Much better, now at least both functions are inlined.  But the stupid function is STILL inlined, I haven't learned anything yet.

Try #4: I moved fctest into its own source file (I'm not going to show the source code for this one).

The code for this one finally got it right:

param1 = rand();
00401029 call rand (401131h)
0040102E mov dword ptr [esp+4],eax
            param2 = rand();
00401032 call rand (401131h)
00401037 mov dword ptr [esp],eax
             result = test.FastcallFunction(&param1, &param2);
0040103A lea eax,[esp]
0040103D push eax
0040103E lea edx,[esp+8]
00401042 lea ecx,[esp+0Ch]
00401046 call fctest::FastcallFunction (4010E0h)
            printf("%d: %d: %d", param1, param2, result);
0040104B mov ecx,dword ptr [esp]
            param1 = rand();
00401062 call rand (401131h)
00401067 mov dword ptr [esp+4],eax
            param2 = rand();
0040106B call rand (401131h)
00401070 mov dword ptr [esp],eax
            result = test.ThiscallFunction(&param1, &param2);
00401073 lea eax,[esp]
00401076 push eax
00401077 lea ecx,[esp+8]
0040107B push ecx
0040107C lea ecx,[esp+10h]
00401080 call fctest::ThiscallFunction (4010F0h)

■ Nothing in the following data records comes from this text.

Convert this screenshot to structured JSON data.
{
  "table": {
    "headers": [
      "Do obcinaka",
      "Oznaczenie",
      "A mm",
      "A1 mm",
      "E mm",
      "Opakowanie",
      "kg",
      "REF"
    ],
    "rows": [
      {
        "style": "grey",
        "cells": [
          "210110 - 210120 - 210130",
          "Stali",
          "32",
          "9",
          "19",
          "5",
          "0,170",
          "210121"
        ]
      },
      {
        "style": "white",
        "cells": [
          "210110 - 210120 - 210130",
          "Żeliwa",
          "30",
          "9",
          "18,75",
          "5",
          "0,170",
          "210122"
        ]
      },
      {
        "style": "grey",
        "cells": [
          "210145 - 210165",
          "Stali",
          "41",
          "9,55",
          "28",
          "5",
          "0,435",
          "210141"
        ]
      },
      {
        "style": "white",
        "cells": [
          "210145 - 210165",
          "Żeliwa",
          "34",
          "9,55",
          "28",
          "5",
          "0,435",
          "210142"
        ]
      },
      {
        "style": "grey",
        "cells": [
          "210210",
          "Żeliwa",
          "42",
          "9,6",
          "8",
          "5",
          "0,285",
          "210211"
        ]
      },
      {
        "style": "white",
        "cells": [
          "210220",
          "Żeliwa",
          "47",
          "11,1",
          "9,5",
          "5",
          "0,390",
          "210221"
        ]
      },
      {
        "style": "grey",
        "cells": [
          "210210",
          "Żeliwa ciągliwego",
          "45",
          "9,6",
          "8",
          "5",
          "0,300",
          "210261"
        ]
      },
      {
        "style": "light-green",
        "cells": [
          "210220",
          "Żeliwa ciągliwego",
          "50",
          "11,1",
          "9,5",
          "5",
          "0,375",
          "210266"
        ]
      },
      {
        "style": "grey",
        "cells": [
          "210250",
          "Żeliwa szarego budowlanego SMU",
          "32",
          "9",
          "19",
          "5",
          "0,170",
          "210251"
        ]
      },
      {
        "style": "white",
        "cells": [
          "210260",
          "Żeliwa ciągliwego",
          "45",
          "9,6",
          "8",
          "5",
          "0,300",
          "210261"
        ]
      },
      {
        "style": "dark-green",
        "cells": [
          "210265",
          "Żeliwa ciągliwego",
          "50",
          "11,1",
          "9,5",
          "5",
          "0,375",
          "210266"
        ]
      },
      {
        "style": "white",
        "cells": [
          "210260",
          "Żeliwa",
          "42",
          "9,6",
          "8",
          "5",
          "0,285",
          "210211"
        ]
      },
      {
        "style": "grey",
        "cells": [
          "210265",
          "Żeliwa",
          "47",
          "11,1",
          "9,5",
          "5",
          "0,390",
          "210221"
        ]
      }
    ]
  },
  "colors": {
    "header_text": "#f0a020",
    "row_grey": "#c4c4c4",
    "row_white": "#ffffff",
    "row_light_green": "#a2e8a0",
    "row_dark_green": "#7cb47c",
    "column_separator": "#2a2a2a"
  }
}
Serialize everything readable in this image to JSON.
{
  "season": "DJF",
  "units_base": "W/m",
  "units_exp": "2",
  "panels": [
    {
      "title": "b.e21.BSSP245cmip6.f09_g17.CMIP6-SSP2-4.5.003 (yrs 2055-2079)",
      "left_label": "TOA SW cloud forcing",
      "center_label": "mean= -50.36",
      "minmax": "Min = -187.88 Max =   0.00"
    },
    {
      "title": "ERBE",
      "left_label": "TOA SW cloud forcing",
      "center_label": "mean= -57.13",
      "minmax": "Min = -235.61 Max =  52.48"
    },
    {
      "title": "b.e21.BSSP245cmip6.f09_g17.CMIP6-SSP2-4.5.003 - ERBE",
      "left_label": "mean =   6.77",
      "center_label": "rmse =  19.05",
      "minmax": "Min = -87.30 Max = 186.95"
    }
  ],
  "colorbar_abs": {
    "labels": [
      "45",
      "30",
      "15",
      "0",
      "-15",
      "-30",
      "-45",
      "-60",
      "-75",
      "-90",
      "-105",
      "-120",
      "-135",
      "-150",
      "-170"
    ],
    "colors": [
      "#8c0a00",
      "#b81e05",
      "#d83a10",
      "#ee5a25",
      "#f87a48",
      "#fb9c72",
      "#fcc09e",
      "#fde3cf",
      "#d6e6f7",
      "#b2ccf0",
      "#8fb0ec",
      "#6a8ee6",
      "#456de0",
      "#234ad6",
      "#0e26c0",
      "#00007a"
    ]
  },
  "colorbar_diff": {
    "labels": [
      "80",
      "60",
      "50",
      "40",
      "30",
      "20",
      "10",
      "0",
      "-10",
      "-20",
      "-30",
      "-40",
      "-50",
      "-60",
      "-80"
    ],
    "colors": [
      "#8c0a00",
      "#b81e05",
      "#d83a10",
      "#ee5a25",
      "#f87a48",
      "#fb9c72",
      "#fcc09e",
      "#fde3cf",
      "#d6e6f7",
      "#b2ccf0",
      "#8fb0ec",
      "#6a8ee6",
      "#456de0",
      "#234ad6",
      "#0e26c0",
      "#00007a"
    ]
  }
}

So what's in all this gobbeldygook?

Well, the relevant parts are the instructions from 0x4013a to 0x40146 and 0x401073 to 40107c.  Side by Side, they are:

0040103A lea eax,[esp] 0040103D push eax 0040103E lea edx,[esp+8] 00401042 lea ecx,[esp+0Ch] 00401046 call fctest::FastcallFunction (4010E0h) 00401073 lea eax,[esp] 00401076 push eax 00401077 lea ecx,[esp+8] 0040107B push ecx 0040107C lea ecx,[esp+10h] 00401080 call fctest::ThiscallFunction (4010F0h)

Note that on both functions, the ECX register is loaded with the address of "test".  But in the fastcall function, the 1st parameter is loaded into the EDX register - in the thiscall function, it's pushed onto the stack.

So yes, __fastcall makes a difference for C++ classes.  Not as much as it does for C functions, but it DOES make a difference.